The other side of exchange

For the past few weeks, I have lived in one of the biggest and most exciting cities in the world; Hong Kong. For months I planned everything for these six months of studying abroad. I talked about it every day to my friends and did everything I could to be accepted in the university.

Two weeks before I got here, I got a weird feeling in my stomach saying something was wrong. I shrugged it off and told myself it was the nervousness and I couldn’t be more excited to be spending another half a year traveling.
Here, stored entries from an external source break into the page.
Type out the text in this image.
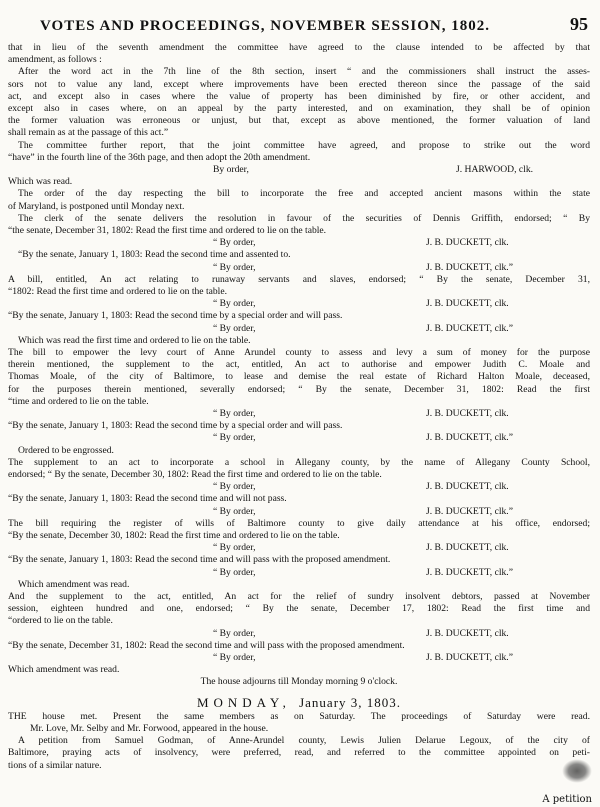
VOTES AND PROCEEDINGS, NOVEMBER SESSION, 1802.	95
that in lieu of the seventh amendment the committee have agreed to the clause intended to be affected by that
amendment, as follows :
After the word act in the 7th line of the 8th section, insert “ and the commissioners shall instruct the asses-
sors not to value any land, except where improvements have been erected thereon since the passage of the said
act, and except also in cases where the value of property has been diminished by fire, or other accident, and
except also in cases where, on an appeal by the party interested, and on examination, they shall be of opinion
the former valuation was erroneous or unjust, but that, except as above mentioned, the former valuation of land
shall remain as at the passage of this act.”
The committee further report, that the joint committee have agreed, and propose to strike out the word
“have” in the fourth line of the 36th page, and then adopt the 20th amendment.
By order,	J. HARWOOD, clk.
Which was read.
The order of the day respecting the bill to incorporate the free and accepted ancient masons within the state
of Maryland, is postponed until Monday next.
The clerk of the senate delivers the resolution in favour of the securities of Dennis Griffith, endorsed; “ By
“the senate, December 31, 1802: Read the first time and ordered to lie on the table.
“ By order,	J. B. DUCKETT, clk.
“By the senate, January 1, 1803: Read the second time and assented to.
“ By order,	J. B. DUCKETT, clk.”
A bill, entitled, An act relating to runaway servants and slaves, endorsed; “ By the senate, December 31,
“1802: Read the first time and ordered to lie on the table.
“ By order,	J. B. DUCKETT, clk.
“By the senate, January 1, 1803: Read the second time by a special order and will pass.
“ By order,	J. B. DUCKETT, clk.”
Which was read the first time and ordered to lie on the table.
The bill to empower the levy court of Anne Arundel county to assess and levy a sum of money for the purpose
therein mentioned, the supplement to the act, entitled, An act to authorise and empower Judith C. Moale and
Thomas Moale, of the city of Baltimore, to lease and demise the real estate of Richard Halton Moale, deceased,
for the purposes therein mentioned, severally endorsed; “ By the senate, December 31, 1802: Read the first
“time and ordered to lie on the table.
“ By order,	J. B. DUCKETT, clk.
“By the senate, January 1, 1803: Read the second time by a special order and will pass.
“ By order,	J. B. DUCKETT, clk.”
Ordered to be engrossed.
The supplement to an act to incorporate a school in Allegany county, by the name of Allegany County School,
endorsed; “ By the senate, December 30, 1802: Read the first time and ordered to lie on the table.
“ By order,	J. B. DUCKETT, clk.
“By the senate, January 1, 1803: Read the second time and will not pass.
“ By order,	J. B. DUCKETT, clk.”
The bill requiring the register of wills of Baltimore county to give daily attendance at his office, endorsed;
“By the senate, December 30, 1802: Read the first time and ordered to lie on the table.
“ By order,	J. B. DUCKETT, clk.
“By the senate, January 1, 1803: Read the second time and will pass with the proposed amendment.
“ By order,	J. B. DUCKETT, clk.”
Which amendment was read.
And the supplement to the act, entitled, An act for the relief of sundry insolvent debtors, passed at November
session, eighteen hundred and one, endorsed; “ By the senate, December 17, 1802: Read the first time and
“ordered to lie on the table.
“ By order,	J. B. DUCKETT, clk.
“By the senate, December 31, 1802: Read the second time and will pass with the proposed amendment.
“ By order,	J. B. DUCKETT, clk.”
Which amendment was read.
The house adjourns till Monday morning 9 o'clock.
MONDAY, January 3, 1803.
THE house met. Present the same members as on Saturday. The proceedings of Saturday were read.
Mr. Love, Mr. Selby and Mr. Forwood, appeared in the house.
A petition from Samuel Godman, of Anne-Arundel county, Lewis Julien Delarue Legoux, of the city of
Baltimore, praying acts of insolvency, were preferred, read, and referred to the committee appointed on peti-
tions of a similar nature.
A petition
Now I’ve been here for five weeks and everyday I make more sense of the feeling I got before I arrived: it was my body telling me a too familiar issue was returning: my old enemy depression. I hage suffered from depression twice already, so I know what getting a relapse feels like. I haven’t been able to enjoy everything as much as I want to and I’d rather not be socially involved with the other exchange students.

I feel empty. I feel sad. I miss my familiar surroundings and my friends and family to help me back on track. Studying abroad isn’t all sunshines and laughter, it can be damn hard to handle as well as you can see. I don’t want to give up on my once-in-a-lifetime experience, but I feel like I have to in order to get myself together.

No, this is not homesickness. But still, I am willing to fight for the thing I have prepared myself a year for; and I am going home with those 30 credits and the experience I gained here. I started this, now I want to finish it.